The minimum wage illustrates the amount of harm caused by well-intentioned public officials. Long promoted as an antipoverty program, government wage-setting has broken the bottom rungs of the ladder of economic opportunity, making it much harder for the disadvantaged to escape poverty. Placing a wage floor on employment means that the least educated, experienced, and skilled workers - and thus least productive - will not be hired. Some companies just try to do more with less. Others make their customers
work, as through self-service gas stations and salad bars. Or businesses may automate, installing mechanical bank tellers, elevators, and the like.
Although economists disagree over exactly how many jobs are lost due to the minimum wage, they all agree that it reduces employment. The federal Minimum Wage Study Commission estimated that every 10 percent wage hike cuts youth job opportunities by between 1 and 2.5 percent. Other studies suggest that an equal number of young people stop looking for work.
Yet in 1989 Congress voted to raise the minimum wage in stages, up to $4.25 last April. Many states compound the problem by imposing their own, higher minimums. New Jersey's wage floor jumped to $5.05 on April 1. The District of Columbia narrowly averted disaster last winter when the Council set aside the Wage and Hour Board's proposed minimum of $7.25. Even many workers who were supposed to benefit realized that such a hike would cost them their jobs as their employers closed, downsized, or fled to the suburbs.

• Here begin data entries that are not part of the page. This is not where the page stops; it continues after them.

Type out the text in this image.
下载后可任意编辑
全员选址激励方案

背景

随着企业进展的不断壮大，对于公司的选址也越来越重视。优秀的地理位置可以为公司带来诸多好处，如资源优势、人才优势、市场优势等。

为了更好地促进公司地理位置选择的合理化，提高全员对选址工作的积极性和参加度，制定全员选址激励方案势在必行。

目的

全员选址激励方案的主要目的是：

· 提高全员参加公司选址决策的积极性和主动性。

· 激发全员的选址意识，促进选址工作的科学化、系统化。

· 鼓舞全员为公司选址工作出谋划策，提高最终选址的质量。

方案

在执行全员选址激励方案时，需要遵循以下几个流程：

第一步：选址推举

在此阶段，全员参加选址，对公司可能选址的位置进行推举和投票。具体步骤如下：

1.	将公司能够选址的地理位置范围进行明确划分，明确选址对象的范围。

UPPORTERS of a higher minimum wage argue that it is a "moral" issue, that no one can support a family on $8,840 a year. In fact, more than four-fifths of those receiving the minimum wage are not poor, three-fourths are not heads of households, and only one-third are working full-time. Nor is it morally ennobling to put some people out of work in order to raise the pay of others. The solution to people earning low wages is not to penalize the companies most interested in hiring them. Rather, we should enc ourage firms to provide more "first" jobs that will help people move up the employment ladder.
To enable inner-city people to take advantage of such opportunities, government does need to stop harming its most vulnerable citizens. Inner-city residents need relief not just from rules, such as the minimum wage, that rob them of legal employment opportunities, but also from a public educational system that does not educate and a welfare system that discourages independence.
The perverse incentive structure of welfare is evident from a new study of California's experience with the minimum wage. According to economist Carlos Bonilla, last year's hike to $4.25 has encouraged heads of households to switch from full-time to part-time work because the increase was more than swallowed up by taxes and lost welfare benefits. For a single parent with one child, reports Mr. Bonilla, dropping from 40 to 20 hours of work a week increases the family's annual income by almost $700.
At a time when many activists are calling on the government to do more to help the poor, policymakers must recognize how government is now harming society's most disadvantaged members. Before pushing grand new initiatives to do good, reformers should stop government from doing bad. They could start by eliminating the minimum wage, which has kept so many angry inner-city teens unemployed.